Order, Supreme Court, Bronx County (Larry S. Schachner, J.), entered August 19, 2013, which, to the extent appealed from *440as limited by the briefs, granted the municipal defendants’ motion for summary judgment dismissing the complaint as against the City of New York and the Fire Department of the City of New York, unanimously affirmed, without costs.

Plaintiff testified at his deposition that the only words spoken to her by firefighters arriving to extinguish the fire at the building in which she was trapped were, “Hold on.” These words are too vague to manifest an assumption by firefighters of a voluntary duty to plaintiff beyond that owed to the general public (see Coleson v City of New York, 106 AD3d 474, 474-475 [1st Dept 2013]).

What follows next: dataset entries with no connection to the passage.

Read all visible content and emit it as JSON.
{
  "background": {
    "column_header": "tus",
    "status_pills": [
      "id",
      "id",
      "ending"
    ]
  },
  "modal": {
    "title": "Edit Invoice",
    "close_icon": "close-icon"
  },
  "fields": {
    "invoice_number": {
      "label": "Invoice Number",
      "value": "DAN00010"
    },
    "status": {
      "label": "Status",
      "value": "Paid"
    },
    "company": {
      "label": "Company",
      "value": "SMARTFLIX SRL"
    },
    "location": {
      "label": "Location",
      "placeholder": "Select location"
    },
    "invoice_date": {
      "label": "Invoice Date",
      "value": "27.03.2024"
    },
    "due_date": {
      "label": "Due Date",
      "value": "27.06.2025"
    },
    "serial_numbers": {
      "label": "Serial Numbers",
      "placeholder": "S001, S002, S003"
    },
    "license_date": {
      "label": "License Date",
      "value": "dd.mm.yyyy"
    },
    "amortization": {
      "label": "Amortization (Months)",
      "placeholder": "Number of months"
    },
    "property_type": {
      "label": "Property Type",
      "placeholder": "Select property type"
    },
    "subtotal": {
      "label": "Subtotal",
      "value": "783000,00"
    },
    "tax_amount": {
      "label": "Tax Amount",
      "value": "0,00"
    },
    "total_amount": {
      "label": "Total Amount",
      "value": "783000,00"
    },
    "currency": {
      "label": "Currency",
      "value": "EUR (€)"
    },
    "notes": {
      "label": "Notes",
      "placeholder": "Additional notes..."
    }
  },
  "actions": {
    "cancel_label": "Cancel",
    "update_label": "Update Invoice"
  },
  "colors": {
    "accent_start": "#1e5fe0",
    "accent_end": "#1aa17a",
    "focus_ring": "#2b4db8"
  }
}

The balance of plaintiffs assertions are insufficient to raise an issue that the fire department assumed direction and control in the face of a “known, blatant” danger, and affirmatively placed plaintiff in harm’s way (see Abraham v City of New York, 39 AD3d 21, 28 [2d Dept 2007], lv denied 10 NY3d 707 [2008]; see also e.g. Garrett v Holiday Inns, 58 NY2d 253, 262 [1983]).

Plaintiff’s argument that misfeasance does not require a special relationship to create a duty is unavailing (Applewhite v Accuhealth, Inc., 21 NY3d 420, 426 n 1 [2013]).

Concur— Gonzalez, PJ., Mazzarelli, Sweeny, Manzanet-Daniels and Clark, JJ.